SEACOR Marine provides global marine and support transportation services to offshore energy facilities worldwide. SEACOR Marine and its joint ventures operate a diverse fleet of offshore support and specialty vessels that deliver cargo and personnel to offshore installations; handle anchors and mooring equipment required to tether rigs to the seabed; tow rigs and assist in placing them on location and moving them between regions; provide construction, well workover and decommissioning support; and carry and launch equipment used underwater in drilling and well installation, maintenance and repair. Additionally, SEACOR Marine’s vessels provide accommodations for technicians and specialists, safety support and emergency response services.

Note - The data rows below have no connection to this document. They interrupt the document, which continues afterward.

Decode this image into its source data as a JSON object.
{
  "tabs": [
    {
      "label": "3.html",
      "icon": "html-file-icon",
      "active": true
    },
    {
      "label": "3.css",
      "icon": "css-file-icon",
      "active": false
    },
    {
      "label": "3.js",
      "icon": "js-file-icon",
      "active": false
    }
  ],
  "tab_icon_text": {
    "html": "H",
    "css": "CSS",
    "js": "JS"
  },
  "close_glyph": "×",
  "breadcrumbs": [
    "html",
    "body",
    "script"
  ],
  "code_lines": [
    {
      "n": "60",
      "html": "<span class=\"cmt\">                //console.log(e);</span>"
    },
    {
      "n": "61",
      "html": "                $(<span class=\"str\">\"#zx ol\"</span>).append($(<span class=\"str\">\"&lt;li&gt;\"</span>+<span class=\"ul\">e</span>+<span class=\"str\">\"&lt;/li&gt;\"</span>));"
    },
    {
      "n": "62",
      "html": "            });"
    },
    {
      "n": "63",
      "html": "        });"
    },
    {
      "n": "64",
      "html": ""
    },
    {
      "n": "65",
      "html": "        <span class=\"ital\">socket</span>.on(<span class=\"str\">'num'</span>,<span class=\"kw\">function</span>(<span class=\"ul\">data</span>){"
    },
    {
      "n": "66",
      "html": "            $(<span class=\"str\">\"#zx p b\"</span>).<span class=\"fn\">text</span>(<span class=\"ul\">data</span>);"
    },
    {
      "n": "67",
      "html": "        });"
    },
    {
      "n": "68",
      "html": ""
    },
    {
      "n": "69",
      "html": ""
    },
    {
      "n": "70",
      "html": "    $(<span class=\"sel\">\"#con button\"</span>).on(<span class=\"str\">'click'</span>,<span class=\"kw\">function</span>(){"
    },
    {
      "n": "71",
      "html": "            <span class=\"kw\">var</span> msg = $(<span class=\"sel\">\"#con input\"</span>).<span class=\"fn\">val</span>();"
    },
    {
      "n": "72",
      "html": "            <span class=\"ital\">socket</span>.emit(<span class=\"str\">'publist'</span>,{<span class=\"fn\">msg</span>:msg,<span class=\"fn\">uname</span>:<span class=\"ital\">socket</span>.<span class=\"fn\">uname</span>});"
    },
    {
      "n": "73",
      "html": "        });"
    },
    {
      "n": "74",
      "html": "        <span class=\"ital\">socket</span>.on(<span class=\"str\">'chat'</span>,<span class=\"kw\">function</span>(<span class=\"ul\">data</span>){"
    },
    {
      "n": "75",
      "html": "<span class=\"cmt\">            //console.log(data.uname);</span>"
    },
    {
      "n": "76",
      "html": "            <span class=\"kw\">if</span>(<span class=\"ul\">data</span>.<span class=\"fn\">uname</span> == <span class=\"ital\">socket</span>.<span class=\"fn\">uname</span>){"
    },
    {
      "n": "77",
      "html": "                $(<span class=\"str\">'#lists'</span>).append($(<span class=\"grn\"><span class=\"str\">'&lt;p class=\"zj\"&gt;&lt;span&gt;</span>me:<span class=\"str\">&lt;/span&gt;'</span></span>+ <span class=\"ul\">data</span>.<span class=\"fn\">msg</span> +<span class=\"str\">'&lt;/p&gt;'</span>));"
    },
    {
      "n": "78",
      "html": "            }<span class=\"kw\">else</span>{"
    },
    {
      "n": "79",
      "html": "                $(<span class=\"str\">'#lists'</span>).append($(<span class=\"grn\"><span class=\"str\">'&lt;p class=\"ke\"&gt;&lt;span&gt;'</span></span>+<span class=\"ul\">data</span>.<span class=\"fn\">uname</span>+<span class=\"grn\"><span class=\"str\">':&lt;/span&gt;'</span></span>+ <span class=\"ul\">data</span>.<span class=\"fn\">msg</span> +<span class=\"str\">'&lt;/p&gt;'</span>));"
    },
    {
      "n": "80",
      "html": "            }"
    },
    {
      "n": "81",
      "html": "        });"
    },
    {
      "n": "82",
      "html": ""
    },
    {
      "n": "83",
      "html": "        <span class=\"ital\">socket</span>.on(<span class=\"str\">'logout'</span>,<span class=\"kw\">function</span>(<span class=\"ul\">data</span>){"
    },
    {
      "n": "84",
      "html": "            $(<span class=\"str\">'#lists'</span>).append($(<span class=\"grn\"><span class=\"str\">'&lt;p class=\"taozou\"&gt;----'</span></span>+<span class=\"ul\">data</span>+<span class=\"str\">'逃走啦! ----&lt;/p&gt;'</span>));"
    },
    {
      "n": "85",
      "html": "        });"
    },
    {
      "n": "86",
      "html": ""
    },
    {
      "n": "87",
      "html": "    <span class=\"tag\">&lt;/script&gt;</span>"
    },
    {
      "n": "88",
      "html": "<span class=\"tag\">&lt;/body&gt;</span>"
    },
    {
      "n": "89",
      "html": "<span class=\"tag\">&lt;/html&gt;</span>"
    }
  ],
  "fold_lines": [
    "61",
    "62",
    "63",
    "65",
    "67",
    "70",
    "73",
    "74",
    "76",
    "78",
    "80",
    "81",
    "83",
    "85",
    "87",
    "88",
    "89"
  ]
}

Certain statements discussed in this release as well as in other reports, materials and oral statements that the Company releases from time to time to the public constitute “forward-looking statements” within the meaning of the Private Securities Litigation Reform Act of 1995. Generally, words such as “anticipate,” “estimate,” “expect,” “project,” “intend,” “believe,” “plan,” “target,” “forecast” and similar expressions are intended to identify forward-looking statements. Such forward-looking statements concern management’s expectations, strategic objectives, business prospects, anticipated economic performance and financial condition and other similar matters. Forward-looking statements are inherently uncertain and subject to a variety of assumptions, risks and uncertainties that could cause actual results to differ materially from those anticipated or expected by the management of the Company. These statements are not guarantees of future performance and actual events or results may differ significantly from these statements. Actual events or results are subject to significant known and unknown risks, uncertainties and other important factors, many of which are beyond the Company’s control and are described in the Company’s filings with the SEC. It should be understood that it is not possible to predict or identify all such factors. Given these risk factors, investors and analysts should not place undue reliance on forward-looking statements. Forward-looking statements speak only as of the date of the document in which they are made. The Company disclaims any obligation or undertaking to provide any updates or revisions to any forward-looking statement to reflect any change in the Company’s expectations or any change in events, conditions or circumstances on which the forward-looking statement is based, except as required by law. It is advisable, however, to consult any further disclosures the Company makes on related subjects in its filings with the Securities and Exchange Commission, including Annual Reports on Form 10-K, Quarterly Reports on Form 10-Q and Current Reports on Form 8-K (if any). These statements constitute the Company’s cautionary statements under the Private Securities Litigation Reform Act of 1995.